The mall is a cybernetic garden at the crossroads of suburbia. It exists as a reconstructed island of metropolitan density in an environment hostile to it. Suburban houses are on a relatively human scale, but suburbia is not. Suburbia in the large is the domain of the automobile.
The city and the mall are cybernetic in that they are self-regulating human structures which take on environmental management in a way that makes it unconscious to users. The mall air conditioning is a clue. With cybernetics we change our environment; as cyborgs we change ourselves.
An informative exercise for those wanting to discover this island of density is to cross a shopping mall car park by foot on a summer’s day. It is striking what a brutally awkward space it is. It is at the intersection of car and person, hostile to both.
The most excellent mall entrance from a carpark I have seen is at Suntec City Plaza in Singapore. As in many Brisbane shopping centres, the underground carpark leads into a large stairwell for the escalators up into the main set of shops. At Suntec City they have expanded the space and included a massive pond. Large Chinese goldfish and carp swish through the water, easing the stress of bustling and queueing that is mall and carpark existence. Small waterfalls provide white noise cover for engines revving in low gear downstairs and muzak upstairs. The water garden of lilypads and shrubs scrub the air of exhaust fumes. The glass of the automatic doors reflect the tranquility into an imaginary middle distance. Fish ponds are not unusual in Singapore, but the enervating context makes this one an underground Hanging Garden of Babylon.
I have more affection for the entrance than the rest of Suntec City, which is otherwise a graceless sprawl of one way escalators and cavernous halls segregated from the metro system (until very recently). It is a confusing space, twisty but without organic paths of use, where assistants have to be paid to accompany the standing maps, as a rescue service for beleaguered shoppers.
More common is placing a mall above an MRT station. Crossroads are common precursors to markets. The intersection of needs is already in place.
City is a recurring suffix for malls in Singapore – Great World City, Turf City, Vivo City – which is a curious intensifying suffix to use in a country which is already a city-state. City in Chinese is 城市, literally a wall plus a market.

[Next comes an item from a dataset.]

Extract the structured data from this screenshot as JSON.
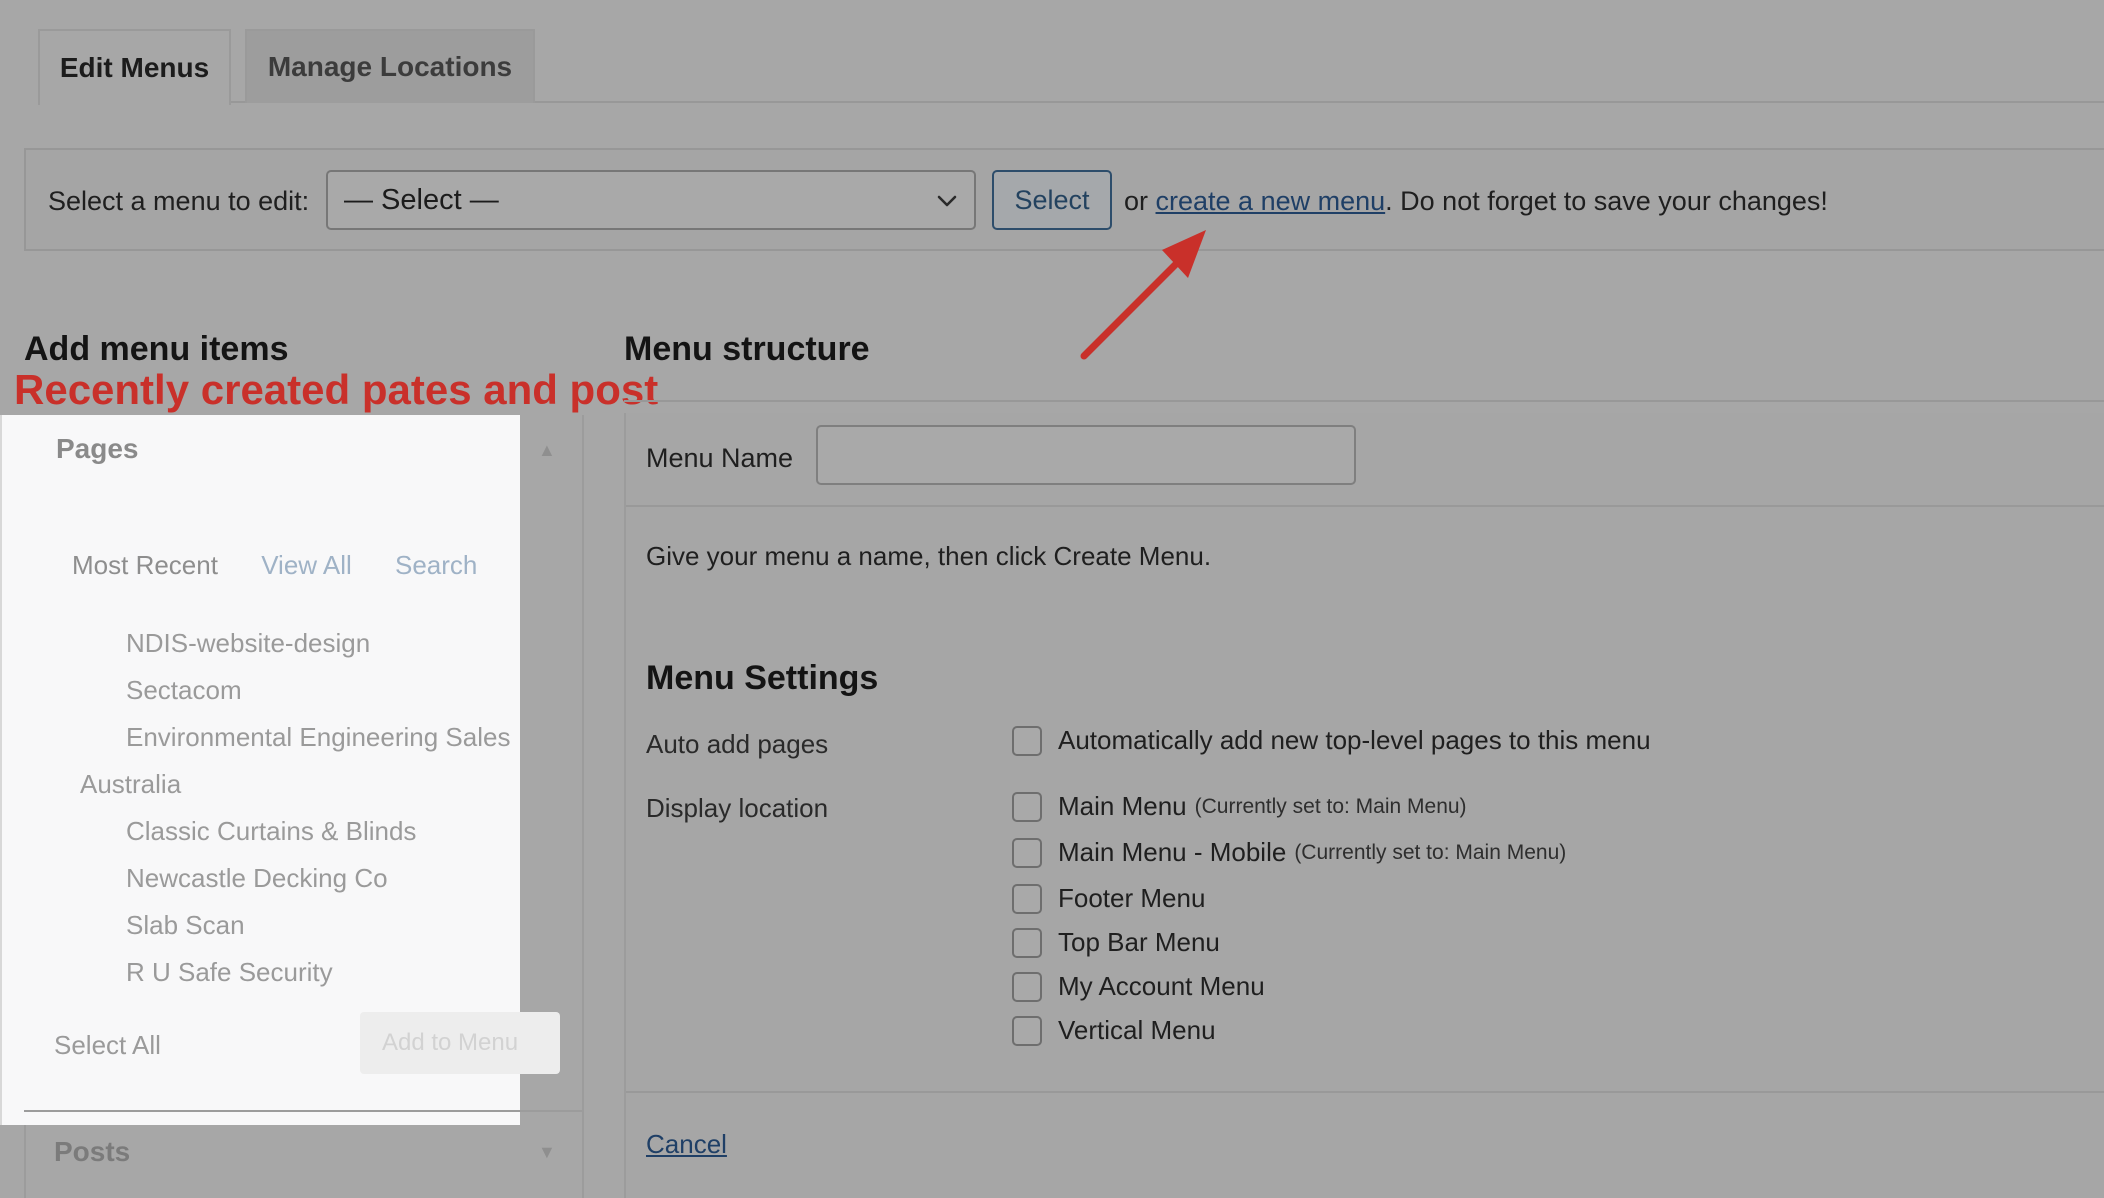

A mall, too, is that.
To conclude, or perhaps, to make manifest:
The city is a self-regulating human modification for surviving hostile environments.
The mall is a type of internal city which attempts to modify humans to survive the hostile environments of cities.
The inner city and the outer suburbs can both be hostile environments.
Where the city itself is a savannah for metropolitan cyborgs, the mall-spaceship can be dismantled.
The natural environment of man is yet to be built.